After disconnecting and unplugging the ignition coils and loosening the cap nuts of the valve cover, you can take it off.
Now crank the engine clockwise by turning the crankshaft pulley with a ratchet until the TDC marks of both cam gears line up and the marker on the crankshaft pulley points to the arrow on the chaincase.
In our case, the culprit of the malfunctioning VTEC system was found.
While the marker on the crankshaft pulley lined up with the pointer on the chaincase, the TDC marks of the camshaft gears were slightly off.
Now we were thrilled to find out if the chain was elongated.
We planned to compare it with a brand-new replacement chain.
Replacing the old timing chain
We had to dismount the crankshaft pulley, chaincase, auto-tensioner, and chain guides to get it out.
Loosening the bolt that secures the pulley was definitely the biggest obstacle since it's tightened with around 245 N⋅m (181 lbs⋅ft).
A guy working at a workshop for agricultural machines supplied us with a proper impact wrench that did the job.
If you don't have such tools, a long enough breaker bar can also convince the pulley bolt to come off. In this case, you need to lock the flywheel with a screwdriver from underneath - otherwise, you'd just turn the crankshaft.
Once the timing chain was out, we put it next to the new one.
The old chain was indeed stretched.
The replacement part was soon installed and everything was put back together.
We repeated the cranking process until all marks lined up.
This was the final result with the new timing chain:
As you can see in the photo, the markers are lined up as they should be.
Since then, the lack of power in the higher rev ranges has disappeared and the motor runs a lot smoother.
As with many other parts of your car, the timing chain should be part of the interval inspections every now and then.
It has been proven that they're not untouched from wear and eventually elongate over time in correlation with timing belts.
If they won't get replaced and the wear increases, major engine failures will occur.
To get a better visual understanding, watch the entire inspection and replacement process in the following video:
3 Comments on “K-Series Timing Chain Inspection & Replacement”
How many miles were on the engine?
I checked my chain when doing new valve cover seal and grommets.
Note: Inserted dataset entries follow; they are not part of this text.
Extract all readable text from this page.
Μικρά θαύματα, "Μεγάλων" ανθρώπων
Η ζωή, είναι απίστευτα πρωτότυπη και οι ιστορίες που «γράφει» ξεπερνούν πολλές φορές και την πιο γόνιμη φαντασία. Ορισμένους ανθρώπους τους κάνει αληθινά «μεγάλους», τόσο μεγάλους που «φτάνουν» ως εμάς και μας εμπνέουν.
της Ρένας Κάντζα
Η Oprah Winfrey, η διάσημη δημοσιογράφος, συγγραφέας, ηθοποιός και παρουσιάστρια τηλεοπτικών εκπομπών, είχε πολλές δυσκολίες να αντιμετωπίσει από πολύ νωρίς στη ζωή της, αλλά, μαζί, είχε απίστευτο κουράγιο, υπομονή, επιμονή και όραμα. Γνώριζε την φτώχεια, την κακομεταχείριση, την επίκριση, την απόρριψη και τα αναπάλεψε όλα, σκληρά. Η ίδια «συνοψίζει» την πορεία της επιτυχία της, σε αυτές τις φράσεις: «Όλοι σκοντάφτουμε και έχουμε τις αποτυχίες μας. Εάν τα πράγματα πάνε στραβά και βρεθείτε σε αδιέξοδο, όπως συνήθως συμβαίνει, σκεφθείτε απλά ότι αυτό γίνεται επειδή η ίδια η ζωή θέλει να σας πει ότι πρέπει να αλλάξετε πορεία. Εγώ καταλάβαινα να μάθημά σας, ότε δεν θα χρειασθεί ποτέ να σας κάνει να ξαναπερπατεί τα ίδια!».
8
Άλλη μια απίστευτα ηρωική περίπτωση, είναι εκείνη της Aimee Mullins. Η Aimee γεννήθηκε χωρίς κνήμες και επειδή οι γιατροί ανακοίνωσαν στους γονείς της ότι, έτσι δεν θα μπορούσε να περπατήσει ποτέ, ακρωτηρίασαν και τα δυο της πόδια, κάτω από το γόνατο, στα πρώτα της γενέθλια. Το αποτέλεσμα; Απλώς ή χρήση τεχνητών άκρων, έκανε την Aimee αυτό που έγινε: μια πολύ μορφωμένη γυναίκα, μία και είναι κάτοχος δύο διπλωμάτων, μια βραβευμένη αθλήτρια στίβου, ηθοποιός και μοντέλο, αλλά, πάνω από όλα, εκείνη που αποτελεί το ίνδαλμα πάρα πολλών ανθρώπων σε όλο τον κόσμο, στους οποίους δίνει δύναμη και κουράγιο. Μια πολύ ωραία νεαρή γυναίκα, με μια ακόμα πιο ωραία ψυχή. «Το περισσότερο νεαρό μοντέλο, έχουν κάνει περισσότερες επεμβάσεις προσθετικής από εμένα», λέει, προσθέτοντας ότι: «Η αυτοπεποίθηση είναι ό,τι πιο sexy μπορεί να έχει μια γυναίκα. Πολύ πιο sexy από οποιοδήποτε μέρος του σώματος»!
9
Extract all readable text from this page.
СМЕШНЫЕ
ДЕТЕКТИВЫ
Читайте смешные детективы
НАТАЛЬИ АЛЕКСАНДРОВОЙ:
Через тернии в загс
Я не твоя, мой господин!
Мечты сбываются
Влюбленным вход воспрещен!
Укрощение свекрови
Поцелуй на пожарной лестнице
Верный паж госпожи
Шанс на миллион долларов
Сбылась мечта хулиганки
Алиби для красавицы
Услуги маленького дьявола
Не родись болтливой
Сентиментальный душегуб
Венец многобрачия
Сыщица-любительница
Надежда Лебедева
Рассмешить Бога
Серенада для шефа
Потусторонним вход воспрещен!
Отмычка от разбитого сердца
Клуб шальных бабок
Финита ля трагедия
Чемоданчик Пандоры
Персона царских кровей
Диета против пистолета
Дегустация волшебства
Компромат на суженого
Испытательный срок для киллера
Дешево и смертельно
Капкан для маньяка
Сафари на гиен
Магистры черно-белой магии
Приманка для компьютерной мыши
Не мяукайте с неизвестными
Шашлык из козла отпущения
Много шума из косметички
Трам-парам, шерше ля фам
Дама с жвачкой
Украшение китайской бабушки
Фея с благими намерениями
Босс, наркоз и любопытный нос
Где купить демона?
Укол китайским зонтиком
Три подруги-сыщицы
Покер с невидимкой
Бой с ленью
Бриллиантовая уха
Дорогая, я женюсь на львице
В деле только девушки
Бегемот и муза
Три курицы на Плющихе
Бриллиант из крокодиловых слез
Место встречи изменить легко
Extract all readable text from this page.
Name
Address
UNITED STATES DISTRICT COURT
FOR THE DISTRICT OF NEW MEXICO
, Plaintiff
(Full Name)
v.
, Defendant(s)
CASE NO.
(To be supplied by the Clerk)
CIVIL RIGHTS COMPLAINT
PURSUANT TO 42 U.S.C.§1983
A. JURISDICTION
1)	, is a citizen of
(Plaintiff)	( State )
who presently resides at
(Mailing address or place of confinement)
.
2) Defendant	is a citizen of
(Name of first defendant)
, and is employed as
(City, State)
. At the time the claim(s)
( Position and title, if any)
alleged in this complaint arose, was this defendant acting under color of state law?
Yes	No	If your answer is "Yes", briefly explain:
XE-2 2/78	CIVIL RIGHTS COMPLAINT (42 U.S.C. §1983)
Looked about the same as what you had going on, but I can’t remember if the TDC mark was lined up on the crank. Was sitting at about 230k miles by that point, on K20A3.
Think this one was around the 130,000 km mark, so relatively low.
2005 Honda Element.
I replace my head gasket. I did not remove the oil pump drive chain. I did rotate the engine with the head off. I now have a terrible vibration from dead stop on acceleration. Vibration dissipates quickly once car reaches 10 miles an hour. I believe the balance shaft is out of alignment with the timing chain. I also had no marks on my timing chain. My timing gear is lined up but I don’t know if the VVT sprocket was locked or not. How do I check the balance shaft correct position. Engine was not vibrating prior to disassembly.